Mesmo com um público médio mais receptivo a outros tipos de entretenimento --esta edição teve shows de bandas de metal como Almah e palestra do autor de "X-Men" Chris Claremont--, o pilar principal do Anime Friends ainda é a cultura pop japonesa.
Olhando pela superfície do atual mercado brasileiro, fica difícil apostar que um evento para aficionados por esse gênero ainda represente um segmento tão engajado e lucrativo. Diferente do que ocorria na última década, não há hoje uma febre vinda do Japão com evidência popular maciça, caso de produtos multimídia irresistíveis como "Pokémon", "Cavaleiros do Zodíaco", "Dragon Ball-Z", "Yu-Gi-Oh!" e, mais recentemente, "Naruto". Mas se a adoração por produtos nipônicos se encontra longe do radar da mídia mainstream, isso não quer dizer que ela tenha pouca intensidade.
Animes fora do eixo
Todos os especialistas entrevistados pelo UOL concordam que a apreciação da cultura pop japonesa pelo brasileiro, antes fomentada por animes em exibição em canais abertos e pelo nicho dos mangás, sofreu uma transformação drástica nos últimos anos. E para melhor.
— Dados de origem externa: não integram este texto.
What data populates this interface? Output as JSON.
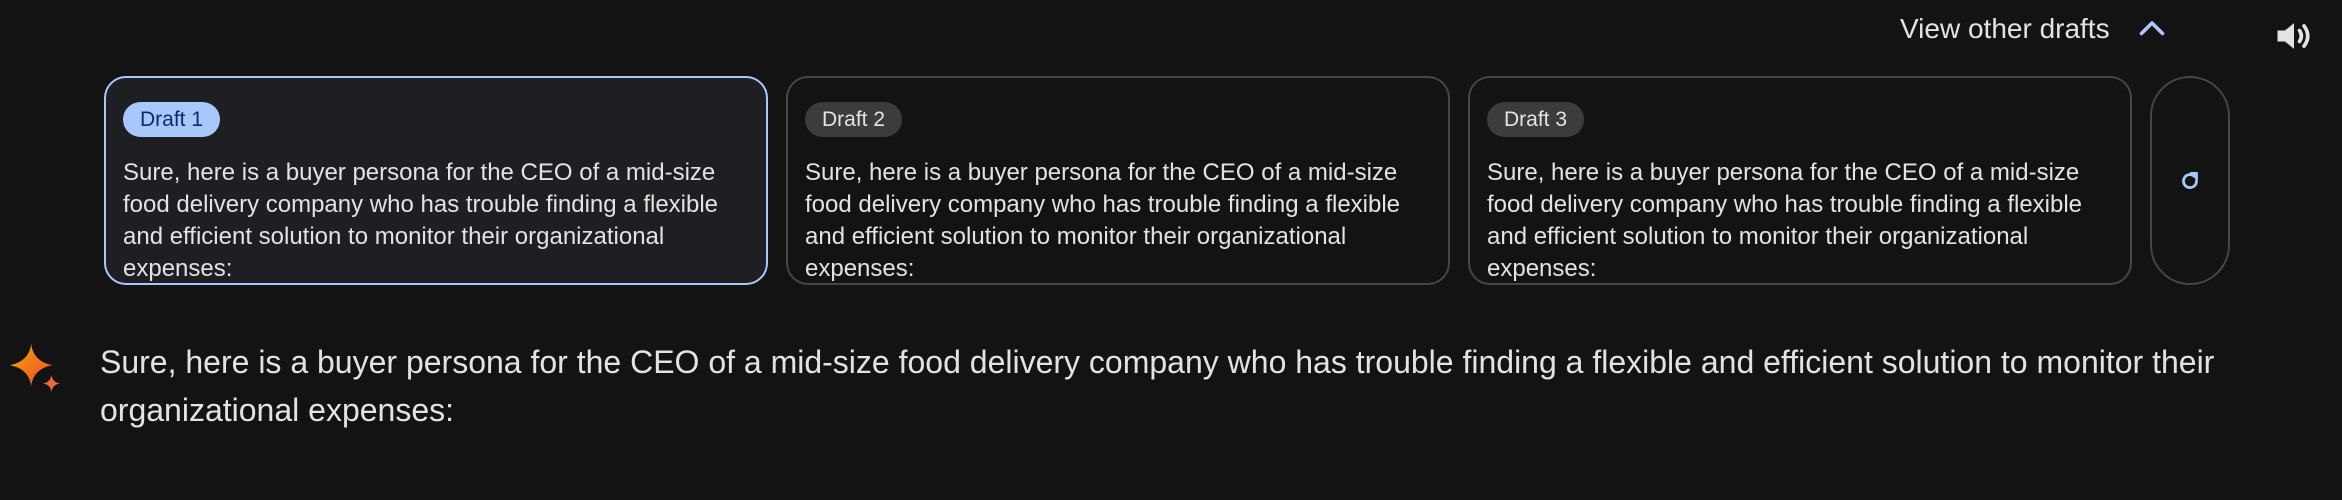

No caso das animações, a mudança de paradigma começou pelos canais de TV aberta, que tiraram o foco dos animes. A razão vem do elevado custo de licenciamento de novos títulos com as produtoras japonesas, além do investimento maior em produtos norte-americanos, como blockbusters de super-heróis e séries de TV --um investimento mais seguro, do ponto de vista comercial.
Havia também a dificuldade das emissoras de lucrar em longo prazo com as febres. Quando um novo anime chegava à TV aberta, já havia a expectativa de um público inicial gerada pela internet. A exibição do desenho por tempo indefinido gerava uma boa audiência, e empresas aproveitavam para surfar a onda e vender produtos licenciados, como roupas, cadernos, álbuns de figurinha e brinquedos.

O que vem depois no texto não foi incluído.